Ken Paxton at AmericaFest 2025
Ken Paxton, attorney general for the state of Texas, at AmericaFest 2025 in Phoenix, Ariz., on Dec. 20, 2025. Credit: Xuthoria via Wikimedia Commons.

Ken Paxton, attorney general for the state of Texas, has filed a legal response defending the state’s designation of the Council on American-Islamic Relations and the Muslim Brotherhood as foreign terrorist organizations, or FTOs, after local CAIR chapters sued to block the move, according to a press release from Paxton’s office.

The dispute stems from a Nov. 18 proclamation by Texas Gov.
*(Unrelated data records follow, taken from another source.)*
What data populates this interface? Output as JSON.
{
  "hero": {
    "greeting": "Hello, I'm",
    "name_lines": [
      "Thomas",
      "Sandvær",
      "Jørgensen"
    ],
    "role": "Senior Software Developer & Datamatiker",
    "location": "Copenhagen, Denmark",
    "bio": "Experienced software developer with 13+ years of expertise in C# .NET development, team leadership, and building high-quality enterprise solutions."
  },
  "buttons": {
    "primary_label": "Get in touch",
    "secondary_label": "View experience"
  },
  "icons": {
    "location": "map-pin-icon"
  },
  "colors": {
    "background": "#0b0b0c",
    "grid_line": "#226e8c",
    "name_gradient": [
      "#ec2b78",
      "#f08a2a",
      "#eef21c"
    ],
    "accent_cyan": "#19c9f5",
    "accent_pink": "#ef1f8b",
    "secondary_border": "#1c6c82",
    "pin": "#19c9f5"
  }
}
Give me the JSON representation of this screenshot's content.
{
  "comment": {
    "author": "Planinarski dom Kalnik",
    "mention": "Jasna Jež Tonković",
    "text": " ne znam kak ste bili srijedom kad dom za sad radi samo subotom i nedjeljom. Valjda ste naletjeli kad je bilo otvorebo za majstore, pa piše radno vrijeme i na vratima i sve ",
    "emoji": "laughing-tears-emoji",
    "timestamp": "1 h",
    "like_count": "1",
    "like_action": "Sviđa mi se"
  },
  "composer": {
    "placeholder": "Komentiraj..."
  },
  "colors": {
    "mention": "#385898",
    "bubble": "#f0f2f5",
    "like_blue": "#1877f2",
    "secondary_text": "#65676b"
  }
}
Greg Abbott, declaring the Muslim Brotherhood and CAIR to be “foreign terrorist organizations” and “transnational criminal organizations” under Texas law.

The Dallas-Fort Worth and Austin chapters of CAIR sued the state on Nov. 20, arguing that the designations were “without due process and in violation of federal law,” as per the complaint, which asked the court to stop the state from enforcing the designations, and requested “compensatory damages.”

In an affidavit filed Dec. 22, Paxton’s office argued that the CAIR chapters are requesting damages “entirely on speculation,” rather than concrete harm. The response says the state has not taken enforcement action against the local chapters and that decisions on such designations fall within the authority of Texas’s political leadership, not the courts.

Paxton’s office noted that an FBI special agent has described CAIR as a “front group for Hamas.”

The attorney general stated that “radical Islamist terrorist groups are anti-American, and the infiltration of these dangerous individuals into Texas must be stopped.”